Allegro con fuoco
It shouldn't be too tough to figure out what work has the following orchestration. Let's just say that some day I'd like to hear it in person with every instrument its composer calls for. The six to eight harps would be mighty tough to wedge into the pit, I know. For St. Francois, San Francisco Opera built out a couple of platforms on the sides of the theater to house the three Ondes Martenon and the three additional mallet instruments required by that score; such a solution could work here as well.
- In the orchestra:
- Woodwinds: piccolo, 2 flutes (2nd doubling piccolo), 2 oboes (2nd doubling English horn), 2 clarinets (2nd doubling bass clarinet), 4 bassoons
- Brass: 4 horns, 2 trumpets, 2 valve cornets, 3 trombones, ophicleide or tuba
- Percussion: timpani, triangles, bass drum, cymbals, tenor drum (caisse roulante), drum without snares (tambour sans timbre), tenor drum (tambourin), tam-tam, 2 pairs of small antique cymbals in E and F, 6 or 8 harps
- Strings
- Offstage:
- 3 oboes
- 3 trombones
- Saxhorns: sopranino in B-flat (petit saxhorn suraigu en si♭), sopranos in E-flat (or valve trumpets in E-flat), altos in B-flat (or valve trumpets in B-flat), tenors in E-flat (or horns in E-flat), contrabasses in E-flat (or tubas in E-flat)
- Percussion: pairs of timpani, several pairs of cymbals, thunder machine (roulement de tonnerre), antique sistrums, tarbuka, tam-tam
4 comments:
Scriabin? But if so, you left out the lights and smells.
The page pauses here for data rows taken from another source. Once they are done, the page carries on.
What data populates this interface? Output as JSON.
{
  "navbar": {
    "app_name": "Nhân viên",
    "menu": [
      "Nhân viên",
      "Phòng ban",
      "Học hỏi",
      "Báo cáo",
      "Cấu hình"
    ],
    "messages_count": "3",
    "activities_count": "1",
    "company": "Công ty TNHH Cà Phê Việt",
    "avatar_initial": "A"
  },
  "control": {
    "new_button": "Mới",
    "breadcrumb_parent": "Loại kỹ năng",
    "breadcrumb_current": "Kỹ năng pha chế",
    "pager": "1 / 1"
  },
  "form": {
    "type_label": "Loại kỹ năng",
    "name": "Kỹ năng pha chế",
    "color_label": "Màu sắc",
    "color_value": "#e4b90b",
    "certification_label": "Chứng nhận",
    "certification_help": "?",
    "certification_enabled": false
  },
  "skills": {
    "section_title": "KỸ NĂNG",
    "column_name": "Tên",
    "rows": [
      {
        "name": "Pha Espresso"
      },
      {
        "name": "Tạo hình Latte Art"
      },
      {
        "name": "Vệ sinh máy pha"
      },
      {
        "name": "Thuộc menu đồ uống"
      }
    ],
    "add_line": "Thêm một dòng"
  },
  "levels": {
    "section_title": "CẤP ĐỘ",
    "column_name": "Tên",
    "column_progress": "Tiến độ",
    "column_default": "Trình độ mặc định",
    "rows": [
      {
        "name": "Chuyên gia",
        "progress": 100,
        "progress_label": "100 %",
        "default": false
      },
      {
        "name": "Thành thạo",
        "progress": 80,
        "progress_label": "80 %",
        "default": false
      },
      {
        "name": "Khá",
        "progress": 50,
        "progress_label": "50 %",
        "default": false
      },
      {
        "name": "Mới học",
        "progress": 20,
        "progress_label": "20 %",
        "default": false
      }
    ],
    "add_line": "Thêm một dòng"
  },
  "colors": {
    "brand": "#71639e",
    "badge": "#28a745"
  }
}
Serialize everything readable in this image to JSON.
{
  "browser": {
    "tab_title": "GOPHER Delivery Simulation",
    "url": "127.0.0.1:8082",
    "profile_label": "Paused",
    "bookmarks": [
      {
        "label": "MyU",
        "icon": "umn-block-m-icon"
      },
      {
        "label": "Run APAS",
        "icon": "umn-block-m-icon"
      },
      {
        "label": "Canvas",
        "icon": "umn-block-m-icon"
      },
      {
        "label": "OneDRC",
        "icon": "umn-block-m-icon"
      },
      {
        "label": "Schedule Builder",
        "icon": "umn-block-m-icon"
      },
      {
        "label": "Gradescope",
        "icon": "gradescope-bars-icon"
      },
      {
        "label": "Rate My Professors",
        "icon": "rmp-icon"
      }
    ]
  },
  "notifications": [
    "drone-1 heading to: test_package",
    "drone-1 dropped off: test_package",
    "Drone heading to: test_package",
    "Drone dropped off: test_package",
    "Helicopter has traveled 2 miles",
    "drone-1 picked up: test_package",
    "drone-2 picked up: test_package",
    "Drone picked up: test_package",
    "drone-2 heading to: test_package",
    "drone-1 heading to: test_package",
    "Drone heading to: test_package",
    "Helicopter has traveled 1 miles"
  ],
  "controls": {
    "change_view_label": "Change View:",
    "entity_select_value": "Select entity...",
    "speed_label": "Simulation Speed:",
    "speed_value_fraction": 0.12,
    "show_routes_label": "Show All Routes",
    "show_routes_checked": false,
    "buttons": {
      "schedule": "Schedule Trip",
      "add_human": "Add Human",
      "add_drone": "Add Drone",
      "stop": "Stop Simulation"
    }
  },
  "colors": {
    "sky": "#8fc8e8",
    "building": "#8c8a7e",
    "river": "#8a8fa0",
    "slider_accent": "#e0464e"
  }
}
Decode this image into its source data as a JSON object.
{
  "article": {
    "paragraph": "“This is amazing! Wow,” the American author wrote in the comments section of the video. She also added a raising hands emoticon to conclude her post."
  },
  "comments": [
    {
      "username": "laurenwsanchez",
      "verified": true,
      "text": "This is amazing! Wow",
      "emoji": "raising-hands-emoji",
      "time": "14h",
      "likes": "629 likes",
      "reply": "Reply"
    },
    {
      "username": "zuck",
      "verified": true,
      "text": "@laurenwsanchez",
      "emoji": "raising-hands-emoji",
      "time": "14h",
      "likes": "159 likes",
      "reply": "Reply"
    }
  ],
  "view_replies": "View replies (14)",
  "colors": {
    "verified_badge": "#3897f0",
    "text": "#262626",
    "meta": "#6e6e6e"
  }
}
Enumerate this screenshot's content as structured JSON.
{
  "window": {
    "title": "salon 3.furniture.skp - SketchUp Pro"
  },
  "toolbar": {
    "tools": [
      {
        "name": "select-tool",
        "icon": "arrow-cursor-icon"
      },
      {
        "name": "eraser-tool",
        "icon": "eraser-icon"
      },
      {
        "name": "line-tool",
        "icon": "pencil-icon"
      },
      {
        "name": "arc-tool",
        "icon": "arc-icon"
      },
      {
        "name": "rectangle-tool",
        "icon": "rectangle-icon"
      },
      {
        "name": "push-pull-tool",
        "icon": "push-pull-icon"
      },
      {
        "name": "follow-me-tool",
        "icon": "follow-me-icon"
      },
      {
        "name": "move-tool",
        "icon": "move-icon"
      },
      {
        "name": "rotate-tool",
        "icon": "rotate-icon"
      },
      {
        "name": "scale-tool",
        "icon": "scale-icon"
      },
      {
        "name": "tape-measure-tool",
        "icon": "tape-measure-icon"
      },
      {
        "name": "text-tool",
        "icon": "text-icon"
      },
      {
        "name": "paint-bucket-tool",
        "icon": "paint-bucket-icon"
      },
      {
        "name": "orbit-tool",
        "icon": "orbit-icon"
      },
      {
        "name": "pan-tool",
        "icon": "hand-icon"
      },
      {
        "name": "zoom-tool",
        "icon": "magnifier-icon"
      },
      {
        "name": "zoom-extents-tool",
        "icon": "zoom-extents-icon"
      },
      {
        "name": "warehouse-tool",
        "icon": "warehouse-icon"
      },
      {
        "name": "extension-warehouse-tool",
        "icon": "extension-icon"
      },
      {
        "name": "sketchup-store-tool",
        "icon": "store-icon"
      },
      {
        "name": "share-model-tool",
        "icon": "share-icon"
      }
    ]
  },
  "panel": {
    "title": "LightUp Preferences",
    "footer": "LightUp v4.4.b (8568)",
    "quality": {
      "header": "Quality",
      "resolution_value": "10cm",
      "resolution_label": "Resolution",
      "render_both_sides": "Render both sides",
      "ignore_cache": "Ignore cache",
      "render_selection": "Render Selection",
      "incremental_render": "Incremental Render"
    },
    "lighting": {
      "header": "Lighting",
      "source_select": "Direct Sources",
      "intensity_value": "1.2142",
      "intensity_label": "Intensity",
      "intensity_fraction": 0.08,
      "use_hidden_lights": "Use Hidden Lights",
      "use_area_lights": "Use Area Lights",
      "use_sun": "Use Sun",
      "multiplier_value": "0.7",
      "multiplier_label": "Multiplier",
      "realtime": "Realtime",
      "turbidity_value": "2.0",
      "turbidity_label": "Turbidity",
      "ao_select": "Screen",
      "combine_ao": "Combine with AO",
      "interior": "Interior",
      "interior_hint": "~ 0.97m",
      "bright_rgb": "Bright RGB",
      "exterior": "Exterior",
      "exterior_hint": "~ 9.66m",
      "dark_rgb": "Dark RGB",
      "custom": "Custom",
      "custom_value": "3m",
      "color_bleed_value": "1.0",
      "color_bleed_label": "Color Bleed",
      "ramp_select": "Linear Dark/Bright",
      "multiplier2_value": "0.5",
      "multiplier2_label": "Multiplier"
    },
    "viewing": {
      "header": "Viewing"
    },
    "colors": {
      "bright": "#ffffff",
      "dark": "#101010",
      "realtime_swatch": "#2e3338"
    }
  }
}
Ha! Interesting guess, but not Scriabin.
Les Troyens!
But of course!
JoXn, the giveaways are the number of harps and the saxhorn ensemble. I can't imagine there is another significant work that calls for that particular combination.
I am also about to make a small update, as I got distracted or something before I published.